At 12 weeks postop, the patient is off narcotics and able to walk one mile to a mile and a quarter using only a cane. She has no leg pain or claudication. However, she reports mild right upper back pain.
Postoperative spinopelvic parameters:
- Pelvic Incidence: 56-degrees
- Lumbar Lordosis: 50-degrees
- Spinopelvic Mismatch: 6-degrees
Surgeons' Discussion Points
Patients who experience loss of sagittal alignment can experience many difficulties leading to decreased quality of life. Included is loss of horizontal gaze, reduced capacity to respond to disruptions in static balance, increased energy expenditure to maintain upright posture, and fatigue, pain and disability.
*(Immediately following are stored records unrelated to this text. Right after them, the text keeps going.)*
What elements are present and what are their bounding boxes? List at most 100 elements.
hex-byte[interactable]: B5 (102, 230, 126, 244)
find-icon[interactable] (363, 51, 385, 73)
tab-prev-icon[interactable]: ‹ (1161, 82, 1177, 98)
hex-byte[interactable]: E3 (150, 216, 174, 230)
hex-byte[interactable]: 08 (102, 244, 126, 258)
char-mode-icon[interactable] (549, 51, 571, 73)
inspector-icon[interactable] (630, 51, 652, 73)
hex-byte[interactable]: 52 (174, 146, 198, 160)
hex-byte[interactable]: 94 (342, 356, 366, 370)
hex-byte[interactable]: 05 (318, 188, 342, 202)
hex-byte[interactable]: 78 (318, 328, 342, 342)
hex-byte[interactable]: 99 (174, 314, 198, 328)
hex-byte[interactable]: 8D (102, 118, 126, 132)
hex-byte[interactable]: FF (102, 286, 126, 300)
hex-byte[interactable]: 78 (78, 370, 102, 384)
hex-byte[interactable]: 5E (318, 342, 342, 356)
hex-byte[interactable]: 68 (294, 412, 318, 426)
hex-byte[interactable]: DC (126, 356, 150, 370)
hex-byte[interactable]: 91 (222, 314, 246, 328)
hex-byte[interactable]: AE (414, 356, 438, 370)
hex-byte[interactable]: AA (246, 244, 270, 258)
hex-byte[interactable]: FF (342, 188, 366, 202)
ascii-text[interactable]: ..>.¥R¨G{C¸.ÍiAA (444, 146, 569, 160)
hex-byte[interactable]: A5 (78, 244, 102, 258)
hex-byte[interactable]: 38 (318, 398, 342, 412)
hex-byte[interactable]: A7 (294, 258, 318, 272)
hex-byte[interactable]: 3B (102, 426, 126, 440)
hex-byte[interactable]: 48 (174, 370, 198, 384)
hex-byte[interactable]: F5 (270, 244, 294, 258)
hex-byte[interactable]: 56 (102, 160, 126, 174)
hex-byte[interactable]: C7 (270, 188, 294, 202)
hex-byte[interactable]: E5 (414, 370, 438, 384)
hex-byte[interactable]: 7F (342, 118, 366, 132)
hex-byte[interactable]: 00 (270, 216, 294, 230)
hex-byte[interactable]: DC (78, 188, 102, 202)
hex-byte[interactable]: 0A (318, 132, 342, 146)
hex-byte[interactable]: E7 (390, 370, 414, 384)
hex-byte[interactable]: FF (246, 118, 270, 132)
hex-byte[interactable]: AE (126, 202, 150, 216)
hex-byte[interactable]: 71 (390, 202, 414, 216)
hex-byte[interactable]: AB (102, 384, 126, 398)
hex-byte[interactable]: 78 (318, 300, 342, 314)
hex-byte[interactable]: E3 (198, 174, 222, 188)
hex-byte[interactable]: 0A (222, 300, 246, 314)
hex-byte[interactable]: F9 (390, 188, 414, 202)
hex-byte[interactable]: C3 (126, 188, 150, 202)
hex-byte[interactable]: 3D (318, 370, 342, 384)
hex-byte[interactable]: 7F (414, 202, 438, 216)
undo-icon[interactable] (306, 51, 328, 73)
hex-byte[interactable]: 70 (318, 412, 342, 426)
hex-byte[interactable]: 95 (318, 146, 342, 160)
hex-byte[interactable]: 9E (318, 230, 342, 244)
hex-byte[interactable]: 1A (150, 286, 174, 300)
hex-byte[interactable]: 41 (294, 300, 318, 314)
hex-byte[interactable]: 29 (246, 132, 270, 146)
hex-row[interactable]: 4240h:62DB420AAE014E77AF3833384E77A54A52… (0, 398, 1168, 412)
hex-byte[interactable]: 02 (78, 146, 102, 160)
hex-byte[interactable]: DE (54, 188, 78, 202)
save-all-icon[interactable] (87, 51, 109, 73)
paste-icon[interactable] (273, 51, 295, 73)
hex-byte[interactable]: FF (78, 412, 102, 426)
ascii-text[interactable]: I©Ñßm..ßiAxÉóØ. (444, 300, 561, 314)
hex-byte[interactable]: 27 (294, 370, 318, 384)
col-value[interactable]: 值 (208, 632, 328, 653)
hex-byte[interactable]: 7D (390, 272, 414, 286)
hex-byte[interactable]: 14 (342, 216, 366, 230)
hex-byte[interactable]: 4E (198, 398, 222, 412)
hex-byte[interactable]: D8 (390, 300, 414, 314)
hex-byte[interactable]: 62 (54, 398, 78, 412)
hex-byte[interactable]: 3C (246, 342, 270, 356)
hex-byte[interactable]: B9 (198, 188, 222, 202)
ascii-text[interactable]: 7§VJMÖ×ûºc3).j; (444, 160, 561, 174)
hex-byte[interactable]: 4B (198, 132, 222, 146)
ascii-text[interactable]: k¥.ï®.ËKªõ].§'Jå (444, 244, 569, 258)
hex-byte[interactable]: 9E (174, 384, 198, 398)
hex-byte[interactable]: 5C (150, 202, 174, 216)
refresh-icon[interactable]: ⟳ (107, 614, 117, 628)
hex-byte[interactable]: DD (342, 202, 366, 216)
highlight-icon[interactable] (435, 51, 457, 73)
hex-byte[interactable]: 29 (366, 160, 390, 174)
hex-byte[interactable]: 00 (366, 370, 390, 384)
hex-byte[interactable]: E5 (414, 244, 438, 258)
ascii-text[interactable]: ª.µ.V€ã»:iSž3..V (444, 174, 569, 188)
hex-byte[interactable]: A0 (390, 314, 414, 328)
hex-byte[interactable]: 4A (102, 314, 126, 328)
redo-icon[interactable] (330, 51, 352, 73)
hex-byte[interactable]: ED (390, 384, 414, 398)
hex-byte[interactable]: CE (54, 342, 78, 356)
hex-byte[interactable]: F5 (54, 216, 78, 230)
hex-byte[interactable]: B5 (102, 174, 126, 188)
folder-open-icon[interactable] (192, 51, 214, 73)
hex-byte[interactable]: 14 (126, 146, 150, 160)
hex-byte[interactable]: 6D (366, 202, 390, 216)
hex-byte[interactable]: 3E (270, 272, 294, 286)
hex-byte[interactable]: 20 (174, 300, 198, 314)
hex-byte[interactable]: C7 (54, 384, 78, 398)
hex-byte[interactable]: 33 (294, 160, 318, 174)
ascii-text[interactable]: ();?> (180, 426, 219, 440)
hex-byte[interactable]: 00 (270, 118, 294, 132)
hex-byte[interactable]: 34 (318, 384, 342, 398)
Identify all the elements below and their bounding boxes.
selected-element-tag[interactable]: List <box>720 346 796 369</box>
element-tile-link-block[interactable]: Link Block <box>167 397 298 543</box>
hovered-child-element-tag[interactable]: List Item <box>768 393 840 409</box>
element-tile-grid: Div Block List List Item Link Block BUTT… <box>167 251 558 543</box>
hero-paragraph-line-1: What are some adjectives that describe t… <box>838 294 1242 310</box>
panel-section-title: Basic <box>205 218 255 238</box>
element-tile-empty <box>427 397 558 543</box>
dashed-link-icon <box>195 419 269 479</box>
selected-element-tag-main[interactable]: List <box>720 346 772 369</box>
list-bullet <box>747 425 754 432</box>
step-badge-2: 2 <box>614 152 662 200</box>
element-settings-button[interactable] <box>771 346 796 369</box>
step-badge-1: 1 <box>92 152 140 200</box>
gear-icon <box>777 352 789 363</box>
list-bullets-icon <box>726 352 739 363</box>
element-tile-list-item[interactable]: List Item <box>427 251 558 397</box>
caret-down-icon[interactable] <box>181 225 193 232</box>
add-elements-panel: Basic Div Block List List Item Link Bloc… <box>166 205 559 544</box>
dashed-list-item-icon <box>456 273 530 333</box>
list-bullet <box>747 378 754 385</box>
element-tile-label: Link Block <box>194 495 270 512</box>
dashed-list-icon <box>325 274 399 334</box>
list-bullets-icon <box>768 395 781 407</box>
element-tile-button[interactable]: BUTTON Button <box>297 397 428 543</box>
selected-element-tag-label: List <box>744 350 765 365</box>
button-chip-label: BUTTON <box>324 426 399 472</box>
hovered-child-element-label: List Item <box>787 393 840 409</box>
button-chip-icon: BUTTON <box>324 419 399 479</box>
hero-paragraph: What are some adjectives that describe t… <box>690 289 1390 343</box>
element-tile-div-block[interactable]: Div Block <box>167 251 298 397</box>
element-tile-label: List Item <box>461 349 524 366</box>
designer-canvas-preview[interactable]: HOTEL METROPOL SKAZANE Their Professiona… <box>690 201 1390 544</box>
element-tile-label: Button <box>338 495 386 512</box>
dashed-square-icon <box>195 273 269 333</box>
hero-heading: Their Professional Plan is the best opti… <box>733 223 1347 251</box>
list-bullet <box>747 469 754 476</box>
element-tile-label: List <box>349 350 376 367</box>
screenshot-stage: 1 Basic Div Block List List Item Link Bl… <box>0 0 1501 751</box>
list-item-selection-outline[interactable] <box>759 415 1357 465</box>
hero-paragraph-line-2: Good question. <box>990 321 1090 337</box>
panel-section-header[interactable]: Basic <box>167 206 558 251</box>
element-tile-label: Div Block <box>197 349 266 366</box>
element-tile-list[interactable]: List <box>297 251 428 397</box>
The pelvis regulates the alignment between the spine and the legs. The primary pelvic parameters are Pelvic Incidence (PI), Pelvic Tilt (PT), and Sacral Slope (SS). Therefore, PI = PT+SS.
Patients with a high PI require a larger lumbar lordosis to maintain normal sagittal balance. A difference between PI and lumbar lordosis of less than 9-degrees indicates optimal lumbar alignment (spinopelvic matching). Surgical correction of a lumber hypolorodosis should attempt to achieve a spinopelvic balance of less than 9-degrees.
The patient’s postoperative films demonstrate an excellent reconstruction of sagittal imbalance in a very difficult post-laminectomy deformity situation. My concern in these cases, and in this age group, is the significant central stenosis seen at L3-L4, and the rather severe foraminal stenosis throughout the deformity. Kudos if the interbody height restoration indirectly accomplished the decompression to the extent clinically needed.